A habilidade para mentir despudoradamente sem
levantar suspeitas faz com que eles se dêem bem já nas entrevistas de emprego. O charme que
eles simulam ajuda a conquistar a confiança dos chefes e a pressionar para que
colegas que atrapalham sua ascensão profissional acabem demitidos. Não raro,
costumam ocupar os cargos hierárquicos mais altos.
Sociopatas corporativos são responsáveis por
escândalos como o da Enron, em 2002, quando a empresa americana mentiu sobre
seus lucros para bombar preços de ações.
O que fazer?
Seja nas empresas, nas ruas, nossos amigos
com transtorno anti-social são tecnicamente incapazes de frear seus impulsos
sacanas. Mas, para os psiquiatras, essa limitação não significa que eles não
devam ser responsabilizados pelo que fazem. “Psicopatas têm plena consciência de que
seus atos não são corretos”, afirma Hare. “Apenas não dão muita importância
para isso.” Se cometem crimes, então, devem ir para a cadeia como os outros
criminosos.
Só que até depois de presos psicopatas causam
mais dores de cabeça que a média dos criminosos. Na cadeia, tendem a se
transformar em líderes e agir no comando de rebeliões, por exemplo. “Mas nunca
aparecem. Eles sabem como manter suas fichas limpas e acabam saindo da prisão
mais cedo”, diz Antônio de Pádua Serafim.
Por conta disso, a psiquiatra forense Hilda
Morana foi a Brasília em 2004 tentar convencer deputados a criar prisões especiais para psicopatas. Conseguiu fazer a
idéia virar um projeto de lei, que não foi aprovado.

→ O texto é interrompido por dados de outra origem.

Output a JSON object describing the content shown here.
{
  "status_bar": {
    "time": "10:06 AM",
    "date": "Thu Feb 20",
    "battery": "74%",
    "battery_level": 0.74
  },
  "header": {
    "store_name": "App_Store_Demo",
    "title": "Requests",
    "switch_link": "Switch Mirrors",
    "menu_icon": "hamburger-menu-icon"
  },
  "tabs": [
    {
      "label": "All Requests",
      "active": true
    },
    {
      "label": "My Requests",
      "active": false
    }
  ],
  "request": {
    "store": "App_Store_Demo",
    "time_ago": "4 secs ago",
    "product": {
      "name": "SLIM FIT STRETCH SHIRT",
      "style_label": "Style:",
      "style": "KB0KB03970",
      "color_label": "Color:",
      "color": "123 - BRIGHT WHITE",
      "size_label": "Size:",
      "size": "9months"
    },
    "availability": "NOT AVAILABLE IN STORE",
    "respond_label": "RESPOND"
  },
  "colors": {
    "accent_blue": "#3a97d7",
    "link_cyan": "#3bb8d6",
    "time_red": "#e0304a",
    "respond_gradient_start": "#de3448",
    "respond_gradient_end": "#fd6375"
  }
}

Nas prisões brasileiras,
não há procedimento de diagnóstico de psicopatia para os presos que pedem
redução da pena. Tampouco há procedimentos para evitar que psicopatas entrem na
polícia – uma instituição teoricamente tão atraente para eles quanto as grandes
empresas. Também não há testes de psicopatia na hora de julgar se um preso pode
partir para um regime semi-aberto. Nas escolas, professores não estão
preparados para reconhecer jovens com o transtorno.

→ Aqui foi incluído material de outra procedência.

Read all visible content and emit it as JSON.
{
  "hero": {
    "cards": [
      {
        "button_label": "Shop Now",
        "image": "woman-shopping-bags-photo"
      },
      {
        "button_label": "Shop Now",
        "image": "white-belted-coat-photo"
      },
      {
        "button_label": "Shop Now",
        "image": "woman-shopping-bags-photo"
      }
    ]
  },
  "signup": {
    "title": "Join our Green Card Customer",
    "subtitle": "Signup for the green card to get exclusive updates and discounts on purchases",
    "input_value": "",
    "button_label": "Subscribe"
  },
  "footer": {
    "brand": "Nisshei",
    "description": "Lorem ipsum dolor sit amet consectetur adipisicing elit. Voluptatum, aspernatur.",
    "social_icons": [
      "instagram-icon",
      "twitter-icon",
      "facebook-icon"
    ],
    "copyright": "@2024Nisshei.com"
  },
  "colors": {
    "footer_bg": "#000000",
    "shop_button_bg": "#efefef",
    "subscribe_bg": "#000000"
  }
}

Também não existem tratamentos comprovados nem remédios que façam
efeito. Outro problema: quando levados a consultórios, os
psicopatas acabam ficando piores. Eles adquirem o vocabulário dos especialistas
e se munem de desculpas para justificar seu comportamento quando for
necessário. Diante da falta de perspectiva de cura, quem convive com psicopatas
no dia-a-dia opta por vigiá-los o máximo possível.
Charme
Tem
facilidade em lidar com as palavras e convencer pessoas vulneráveis. Por isso,
torna-se líder com frequência. Seja na cadeia, seja em multinacionais.
Inteligência
O
QI costuma ser maior que o da média: alguns conseguem se passar por médico ou
advogado sem nunca ter acabado o colegial.